[comp.lang.perl] Why is this so slow?

ben@cunixf.cc.columbia.edu (Ben Fried) (12/07/90)

I've written a filter in perl to do printer page counting for DEC ln03
printers.  Right now it seems to be working fine, but it runs abysmally
slowly.  The vast majority of time is taken up in the following loop:

mainloop:
while(read(STDIN, $_, 2048)) {
    foreach $i ($[..length($_)) {
	$num_to_print = $i;
	$oc=$c;
	$c = substr($_, $i, 1);
	if ($tektronixmode) {
	    if (($c eq "\f") && ($oc eq "\033")) {
		$pageno++;
	    }
	} else {
	    if ($ascii_mode) {
		if ($c eq "\n") {
		    $lineno++;
		    if ($lineno == $lines_per_page) {
			$lineno = 0;
			$pageno++;
		    }
		}
	    } else {
		if ($c eq "\f") {
		    $lineno = 0;
		    $pageno++;
		}
	    }
	}

	if ($pageno >= $max_pages) {
	    $debug && print STDERR "aborted at page $pageno\n";
	    print STDOUT substr($_, $[, $num_to_print);
	    last mainloop;
	}

    }

    print STDOUT;
}

Can anyone give me some pointers to speed this up?  I already tried
using ord to cast $c and $oc to numbers, and using integer comparisons
agains the ords of \n, \f, and \033, but that actually ran slower than
the above code.  All that really matters is that I be able to count the
number of pages on the input stream, and be able to break out of the
loop after either (a) EOF on stdin, or (b) $pageno == $max_pages,
whichever comes first.

I was thinking of doing a split(//), and then using grep to count
occurrences, but couldn't think of a good way of stopping when $pageno
hits $max_pages.  Now that I think about it, maybe I should be able to
do this, I just have to come up with a more complicated EXPR for grep.
Perhaps it's time I went through the JAPH collection more closely.
Still, would splitting input into arrays and using grep be any faster?

Ben
--
Benjamin Fried
ben@cunixf.cc.columbia.edu				rutgers!columbia!ben

lwall@jpl-devvax.JPL.NASA.GOV (Larry Wall) (12/07/90)

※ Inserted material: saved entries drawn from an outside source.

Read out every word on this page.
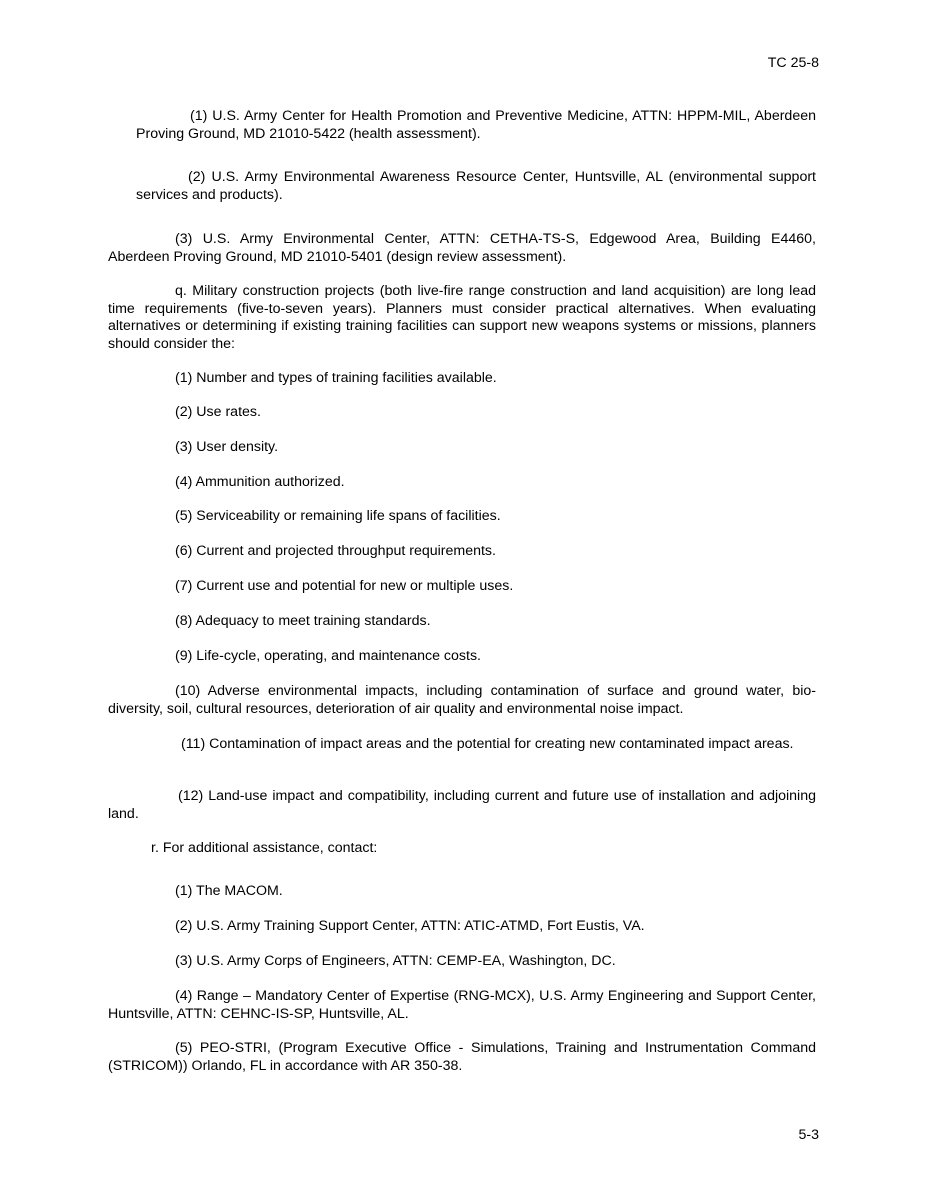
TC 25-8

(1) U.S. Army Center for Health Promotion and Preventive Medicine, ATTN: HPPM-MIL, Aberdeen Proving Ground, MD 21010-5422 (health assessment).

(2) U.S. Army Environmental Awareness Resource Center, Huntsville, AL (environmental support services and products).

(3) U.S. Army Environmental Center, ATTN: CETHA-TS-S, Edgewood Area, Building E4460, Aberdeen Proving Ground, MD 21010-5401 (design review assessment).

q. Military construction projects (both live-fire range construction and land acquisition) are long lead time requirements (five-to-seven years). Planners must consider practical alternatives. When evaluating alternatives or determining if existing training facilities can support new weapons systems or missions, planners should consider the:

(1) Number and types of training facilities available.

(2) Use rates.

(3) User density.

(4) Ammunition authorized.

(5) Serviceability or remaining life spans of facilities.

(6) Current and projected throughput requirements.

(7) Current use and potential for new or multiple uses.

(8) Adequacy to meet training standards.

(9) Life-cycle, operating, and maintenance costs.

(10) Adverse environmental impacts, including contamination of surface and ground water, bio-diversity, soil, cultural resources, deterioration of air quality and environmental noise impact.

(11) Contamination of impact areas and the potential for creating new contaminated impact areas.

(12) Land-use impact and compatibility, including current and future use of installation and adjoining land.

r. For additional assistance, contact:

(1) The MACOM.

(2) U.S. Army Training Support Center, ATTN: ATIC-ATMD, Fort Eustis, VA.

(3) U.S. Army Corps of Engineers, ATTN: CEMP-EA, Washington, DC.

(4) Range – Mandatory Center of Expertise (RNG-MCX), U.S. Army Engineering and Support Center, Huntsville, ATTN: CEHNC-IS-SP, Huntsville, AL.

(5) PEO-STRI, (Program Executive Office - Simulations, Training and Instrumentation Command (STRICOM)) Orlando, FL in accordance with AR 350-38.

5-3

In article <1990Dec6.194412.9132@cunixf.cc.columbia.edu> ben@cunixf.cc.columbia.edu (Ben Fried) writes:
: I've written a filter in perl to do printer page counting for DEC ln03
: printers.  Right now it seems to be working fine, but it runs abysmally
: slowly.  The vast majority of time is taken up in the following loop:
: 
: mainloop:
: while(read(STDIN, $_, 2048)) {
:     foreach $i ($[..length($_)) {
: 	$num_to_print = $i;
: 	$oc=$c;
: 	$c = substr($_, $i, 1);
: 	if ($tektronixmode) {
: 	    if (($c eq "\f") && ($oc eq "\033")) {
: 		$pageno++;
: 	    }
: 	} else {
: 	    if ($ascii_mode) {
: 		if ($c eq "\n") {
: 		    $lineno++;
: 		    if ($lineno == $lines_per_page) {
: 			$lineno = 0;
: 			$pageno++;
: 		    }
: 		}
: 	    } else {
: 		if ($c eq "\f") {
: 		    $lineno = 0;
: 		    $pageno++;
: 		}
: 	    }
: 	}
: 
: 	if ($pageno >= $max_pages) {
: 	    $debug && print STDERR "aborted at page $pageno\n";
: 	    print STDOUT substr($_, $[, $num_to_print);
: 	    last mainloop;
: 	}
: 
:     }
: 
:     print STDOUT;
: }

That looks like a reasonable C solution, though even in C I'd avoid testing
all those conditionals on every character.  Here's an equivalent in Perl.

if ($tektronixmode) {
    $/ = "\f";
    while (<>) {
	$pageno++ if /\033\f$/;
	&blowup, last if $pageno > $max_pages;
	print;
    }
}
elsif ($ascii_mode) {
    $max_lines = $max_pages * $lines_per_page;
    while (<>) {
	&blowup, last if $. > $max_lines;
	print;
    }
}
else {
    $/ = "\f";
    while (<>) {
	&blowup, last if $. > $max_pages;
    }
}

sub blowup {
    $debug && print STDERR "aborted at page $pageno\n";
}

I'm not sure that $ascii_mode is a valid distinction, however.  Perhaps
you really mean:

if ($tektronixmode) {
    $/ = "\f";
    while (<>) {
	$pageno++ if /\033\f$/;
	&blowup, last if $pageno > $max_pages;
	print;
    }
}
else {
    while (<>) {
	$lineno++;
	$pageno++, $lineno = 0 if /\f/;
	$pageno++, $lineno = 0 if $lineno > $lines_per_page;
	&blowup, last if $pageno > $max_pages;
	print;
    }
}

Or something like that...

Larry

merlyn@iwarp.intel.com (Randal Schwartz) (12/07/90)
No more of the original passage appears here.